…some not all = none not some…

Then Pharaoh called Moses and said, “Go, serve the Lord; your little ones may also go with you; only let your flocks and your herds remain behind.”
Exodus 10:24

I have to wonder what the mental process was like in Pharaoh’s mind as he worked through each stage of the ten plagues. How high was his threshold for trouble? How deep did his arrogance and belief in his own divinity run? Though I believe that it is possible to start “believing your own press”, at some point we all have those quiet moments when we have no doubt in our heart that we are mortal, that we are weak, that in the scope of the broadness of the universe we are very small. For Pharaoh this took a long time, and eventually the death of the only true immortality that he knew in the form of his successor, his first-born son.

With each plague Pharaoh would convince Moses that he had changed his mind and he was ready and willing to acquiesce to his and Aaron’s requests. They hadn’t even asked to leave Egypt forever, they merely wanted to take a few days to go worship, to go honor their supreme Being. But even that, for Pharaoh, was too much. So he would, each time Moses prayed the plagues away, invoke certain conditions on the Hebrew Worship Conference that he had conveniently failed to mention as he was sipping blood, swatting frogs, flies, or locusts, or even wandering around in the dark.

The verse above is merely the last in a long line of exceptions that Pharaoh was determined to levy on the children of Israel. He was willing to let them go worship each time, all of them except for, “fill in the blank”.

At some point I wonder, if I was Moses, whether I would have taken the deal. In our modern day culture where truth is as fickle as the latest public opinion poll taken, Moses’ numbers were low. Pharaoh and the Egyptians obviously didn’t like him, his own people were ready to be rid of him due to the extra work they were faced with, and on the way to Egypt his wife had been frustrated with him for God’s dealings with them (unless “Bridegroom of Blood” sounds like a pet name to you Ex 4:26). Moses was out on a limb with this operation; just him, Aaron (who we find out later wasn’t the most diligent of assistants Ex 32), and God. I don’t think I’m in dangerous waters by saying that it was really only God that Moses was counting. But how tempting would it have been, when everyone except God and your used-car salesman relative is against you, to just take the best deal possible and be done with it all. How badly did Moses just want to get out of there, have church, and then get back to Midian with the sheep and the burning shrubbery?

The truth is that half-way is much easier. All the talk about integrity and honor and effort wouldn’t be needed if everyone did everything all the way. If everybody gave as much effort at their little slice of life as Michael Jordan gave to basketball then we would have a lot fewer problems on this planet, a lot more inventions in our homes and offices, and a lot less use for the mindless forms of entertainment that plague us in the West. But with all the problems, the slowdown of invention, and the unrelenting stream of sub-par television into obese minds we can see that, for the most part, Michael Jordan we ain’t.

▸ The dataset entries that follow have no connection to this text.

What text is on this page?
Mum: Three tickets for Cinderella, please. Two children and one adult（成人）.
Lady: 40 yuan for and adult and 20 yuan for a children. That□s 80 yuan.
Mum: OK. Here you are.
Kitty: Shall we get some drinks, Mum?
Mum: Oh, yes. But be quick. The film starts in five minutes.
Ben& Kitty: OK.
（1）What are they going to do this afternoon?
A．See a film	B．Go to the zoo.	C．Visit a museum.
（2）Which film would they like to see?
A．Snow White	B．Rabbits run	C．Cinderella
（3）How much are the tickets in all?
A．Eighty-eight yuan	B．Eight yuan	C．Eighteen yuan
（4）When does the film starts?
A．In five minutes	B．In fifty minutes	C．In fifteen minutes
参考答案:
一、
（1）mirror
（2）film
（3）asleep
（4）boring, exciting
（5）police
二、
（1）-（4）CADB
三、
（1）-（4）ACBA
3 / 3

This is a powerful tool of sin and evil. Sin not only allows us to do things half way, it is perfectly willing to let us do things “a little” quite a bit. We can go to church, give in the offering, read our Bible, pray, etc… any of those things are in bounds, but a total and full, unabashed surrender to the living Christ is where the line gets drawn.

Moses wouldn’t allow some to be enough. This was the way he had lived his entire life, and his leadership into worship of God was no different. There was no whole in any half. There still isn’t. Worship is not something that we do some of. Some equals none in the realm of worship. Paul told the Corinthians that worship is not done only in a church. It is done at the dinner table and at the water cooler or coffee shop as well. Moses even found worship in a desert. Every aspect of our life is a temple that longs to be filled with worship.

Moses, wisely, not only rejects Pharaoh’s exceptions, but he refuses to go “worship” with anything less than everything. There is no room in Moses’ understanding of worship for leaving something behind. Nor should there be in ours.